Hi Amy! Thanks for stopping by! So glad you got a scale. You will find you start using it for all sorts of things now. 🙂 I know when I got mine I thought I’d only ever use it for weighing salt, but turns out it comes in handy for a ton of other stuff. I don’t think you can re-ferment that batch, but it may mellow out the longer it stays in cold storage (just a guess here). You could also probably pull it out and freeze it though if you want to avoid any risk of the batch spoiling and losing all of your crop. Perhaps puree it into a paste and then freeze in individual portions that can be used in different recipes. Hope that helps! 🙂
Hello,
I’ve seen you reply to comments and you bounced several times from 2% to 3%. I’m wanting to know which is it? I’ve seen a few people ask and it was different.
Hi Sonya – It’s 2%. I had updated the recipe a loooooooooooong time ago, but apparently my comments never got updated. I’ll go do that now. 🙂
Thanks for the recipe!
First time fermenting garlic.
After about 36 hours it started to bubble.

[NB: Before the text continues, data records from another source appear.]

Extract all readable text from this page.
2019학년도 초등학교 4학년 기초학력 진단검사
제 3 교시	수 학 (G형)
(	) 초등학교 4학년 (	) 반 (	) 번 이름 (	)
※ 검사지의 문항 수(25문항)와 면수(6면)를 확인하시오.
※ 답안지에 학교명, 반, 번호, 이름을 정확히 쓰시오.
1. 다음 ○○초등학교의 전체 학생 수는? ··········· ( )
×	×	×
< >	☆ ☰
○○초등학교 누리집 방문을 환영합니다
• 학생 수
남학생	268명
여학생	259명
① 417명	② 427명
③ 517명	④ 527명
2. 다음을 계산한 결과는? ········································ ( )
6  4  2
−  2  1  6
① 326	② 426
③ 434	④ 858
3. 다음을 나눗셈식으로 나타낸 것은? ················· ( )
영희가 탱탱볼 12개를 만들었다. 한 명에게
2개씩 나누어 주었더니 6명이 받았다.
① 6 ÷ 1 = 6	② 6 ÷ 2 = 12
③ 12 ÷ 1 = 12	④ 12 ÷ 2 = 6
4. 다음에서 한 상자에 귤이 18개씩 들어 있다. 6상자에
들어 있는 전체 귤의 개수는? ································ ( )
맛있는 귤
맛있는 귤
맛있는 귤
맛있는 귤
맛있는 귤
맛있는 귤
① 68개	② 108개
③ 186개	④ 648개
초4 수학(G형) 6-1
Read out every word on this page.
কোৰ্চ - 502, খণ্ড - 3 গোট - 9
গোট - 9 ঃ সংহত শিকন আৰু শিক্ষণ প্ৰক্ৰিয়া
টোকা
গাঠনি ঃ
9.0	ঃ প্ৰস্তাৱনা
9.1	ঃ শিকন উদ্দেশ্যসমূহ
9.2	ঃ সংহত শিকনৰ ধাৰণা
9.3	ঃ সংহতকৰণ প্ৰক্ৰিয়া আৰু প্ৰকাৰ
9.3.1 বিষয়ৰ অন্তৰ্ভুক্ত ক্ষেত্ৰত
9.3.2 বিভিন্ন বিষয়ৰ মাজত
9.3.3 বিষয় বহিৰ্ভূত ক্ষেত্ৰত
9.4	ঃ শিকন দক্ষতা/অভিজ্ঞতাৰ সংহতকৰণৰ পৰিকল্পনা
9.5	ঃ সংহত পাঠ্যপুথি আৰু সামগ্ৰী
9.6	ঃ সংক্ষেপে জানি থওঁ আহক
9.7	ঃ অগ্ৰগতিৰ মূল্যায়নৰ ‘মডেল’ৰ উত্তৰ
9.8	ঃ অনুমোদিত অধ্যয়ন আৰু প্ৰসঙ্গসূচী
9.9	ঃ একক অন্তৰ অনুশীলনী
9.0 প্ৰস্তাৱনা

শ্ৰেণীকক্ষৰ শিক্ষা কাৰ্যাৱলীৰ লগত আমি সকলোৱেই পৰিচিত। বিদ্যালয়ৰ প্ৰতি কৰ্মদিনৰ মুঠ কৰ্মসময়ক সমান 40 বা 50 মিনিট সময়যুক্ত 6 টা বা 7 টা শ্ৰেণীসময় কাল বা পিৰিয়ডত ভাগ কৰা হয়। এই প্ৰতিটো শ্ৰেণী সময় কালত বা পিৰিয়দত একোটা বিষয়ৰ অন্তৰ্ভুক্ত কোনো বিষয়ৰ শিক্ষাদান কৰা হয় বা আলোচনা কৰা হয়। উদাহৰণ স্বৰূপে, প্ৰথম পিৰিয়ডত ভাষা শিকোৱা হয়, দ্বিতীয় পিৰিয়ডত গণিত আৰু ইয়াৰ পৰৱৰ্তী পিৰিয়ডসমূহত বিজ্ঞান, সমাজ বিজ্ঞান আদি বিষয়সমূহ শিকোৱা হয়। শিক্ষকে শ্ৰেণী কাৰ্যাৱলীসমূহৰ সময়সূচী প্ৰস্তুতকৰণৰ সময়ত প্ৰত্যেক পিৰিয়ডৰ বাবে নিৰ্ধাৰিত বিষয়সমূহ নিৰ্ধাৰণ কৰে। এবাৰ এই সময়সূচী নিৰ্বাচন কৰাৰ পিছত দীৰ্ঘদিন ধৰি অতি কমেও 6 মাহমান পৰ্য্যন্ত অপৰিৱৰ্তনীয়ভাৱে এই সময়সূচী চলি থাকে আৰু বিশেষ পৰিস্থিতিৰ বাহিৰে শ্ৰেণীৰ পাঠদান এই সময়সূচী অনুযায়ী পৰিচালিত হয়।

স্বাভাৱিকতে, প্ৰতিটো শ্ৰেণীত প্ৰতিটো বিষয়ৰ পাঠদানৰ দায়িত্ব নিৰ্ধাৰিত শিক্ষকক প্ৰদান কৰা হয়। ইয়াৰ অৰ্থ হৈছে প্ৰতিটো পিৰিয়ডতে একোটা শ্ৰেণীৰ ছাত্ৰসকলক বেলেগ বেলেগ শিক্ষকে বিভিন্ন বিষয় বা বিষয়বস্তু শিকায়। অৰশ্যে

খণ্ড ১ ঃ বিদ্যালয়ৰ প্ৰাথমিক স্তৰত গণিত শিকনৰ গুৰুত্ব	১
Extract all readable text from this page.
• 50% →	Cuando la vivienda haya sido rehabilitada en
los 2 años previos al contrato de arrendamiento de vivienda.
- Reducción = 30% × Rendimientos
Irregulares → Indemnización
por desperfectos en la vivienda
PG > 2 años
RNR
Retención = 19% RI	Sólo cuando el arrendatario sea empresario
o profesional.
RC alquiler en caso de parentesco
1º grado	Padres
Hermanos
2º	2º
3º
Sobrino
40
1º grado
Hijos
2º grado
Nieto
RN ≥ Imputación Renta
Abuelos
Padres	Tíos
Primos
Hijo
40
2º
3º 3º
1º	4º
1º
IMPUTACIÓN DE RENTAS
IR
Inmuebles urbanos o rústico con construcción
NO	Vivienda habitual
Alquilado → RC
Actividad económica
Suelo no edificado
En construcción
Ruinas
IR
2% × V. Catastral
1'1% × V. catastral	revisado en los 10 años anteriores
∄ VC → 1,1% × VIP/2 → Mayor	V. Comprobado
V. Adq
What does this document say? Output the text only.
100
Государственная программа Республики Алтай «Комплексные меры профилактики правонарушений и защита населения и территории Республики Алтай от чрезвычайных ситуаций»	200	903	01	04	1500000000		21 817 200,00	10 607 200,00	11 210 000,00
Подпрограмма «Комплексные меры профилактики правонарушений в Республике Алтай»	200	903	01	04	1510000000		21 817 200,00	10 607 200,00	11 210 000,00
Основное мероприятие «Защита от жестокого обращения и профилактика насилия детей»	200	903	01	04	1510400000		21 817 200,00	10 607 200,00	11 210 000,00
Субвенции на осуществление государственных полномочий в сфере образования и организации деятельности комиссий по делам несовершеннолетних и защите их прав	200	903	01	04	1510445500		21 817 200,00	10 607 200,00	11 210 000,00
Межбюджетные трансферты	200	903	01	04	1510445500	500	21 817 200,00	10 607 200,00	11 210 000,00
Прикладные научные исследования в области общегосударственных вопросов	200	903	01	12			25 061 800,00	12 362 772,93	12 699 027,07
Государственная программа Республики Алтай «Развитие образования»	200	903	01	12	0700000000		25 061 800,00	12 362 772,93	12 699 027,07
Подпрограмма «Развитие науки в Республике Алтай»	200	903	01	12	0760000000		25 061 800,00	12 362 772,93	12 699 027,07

Now entering day 6, and there no activity (no bubbling at all)
Is this normal?
Thanks
Hi Samuel – I’m really far behind on answering blog comments so I’m sure you’ve moved on by now. As long as it doesn’t start to smell rotten or “off” smelling, it should still be fine. Not all ferments are going to bubble and show lots of activity all the time. All the fermenting gurus I’ve followed say to go by your nose and if there’s ever any question or hesitation to toss it. How did yours turn out?